Security researchers have shown how Microsoft 365 Copilot could be turned into an unusually sneaky corporate data theft tool, chaining together AI search behavior, browser quirks, and Bing image search to exfiltrate sensitive information. Microsoft has already patched the issue and assigned it CVE-2026-42824, a critical flaw that was part of a broader attack path called SearchLeak.
The trick worked against Microsoft Copilot Enterprise Search, not the consumer version. That matters because the enterprise product can search across email, meeting notes, SharePoint files, and OneDrive content, which gives an attacker a much richer pool of material to target. In other words, the same feature that makes the assistant useful inside a company also makes it an attractive target for abuse.

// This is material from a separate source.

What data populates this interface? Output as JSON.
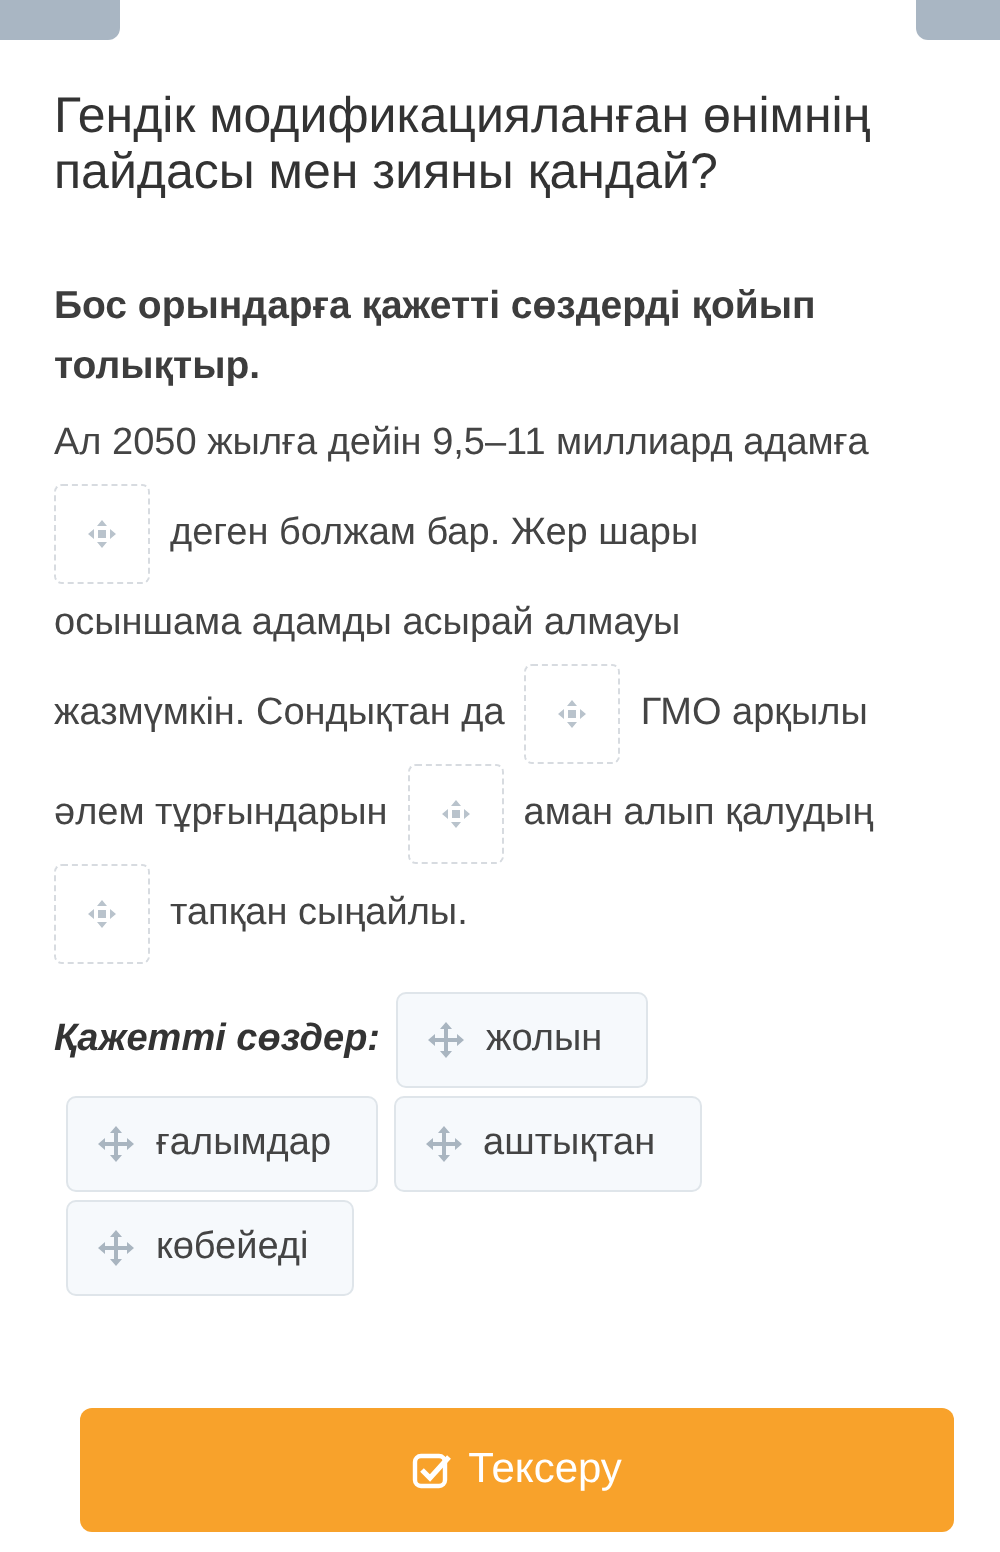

How SearchLeak hijacked Microsoft 365 Copilot prompts
The attack started with a link sent to a victim. Inside the link, a malicious instruction was hidden in a ”q” parameter, telling Copilot to look for restricted corporate data and place it into an image address controlled by the attacker. One click was enough to set the chain in motion, and Copilot did the rest.
The clever part was the delivery mechanism. The stolen data was embedded in an tag so that the browser would eventually process it, and Bing image search was used as a proxy to help avoid simple blocks. That gave the attacker a way to route the data out without the victim seeing an obvious warning screen or a suspicious download prompt.
Why Bing ended up in the middle
Using a Microsoft service as the relay is the sort of move that makes defenders wince and attackers smile. It also fits a broader pattern in AI security: the weakest point is often not the model itself, but the way browsers, connectors, and web services are stitched together around it. That has already become a familiar headache for enterprises adopting AI assistants at scale.
- Vulnerability: CVE-2026-42824
- Threat level: critical
- Targeted product: Microsoft Copilot Enterprise Search
- Data sources: email, meetings, SharePoint, and OneDrive
Microsoft patched the flaw already
There is no action required from users, because Microsoft has already fixed the flaw. That leaves the bigger question hanging over enterprise AI: as assistants become more deeply wired into internal data, how many more ”helpful” features will need to be treated like potential exfiltration paths before security teams catch up?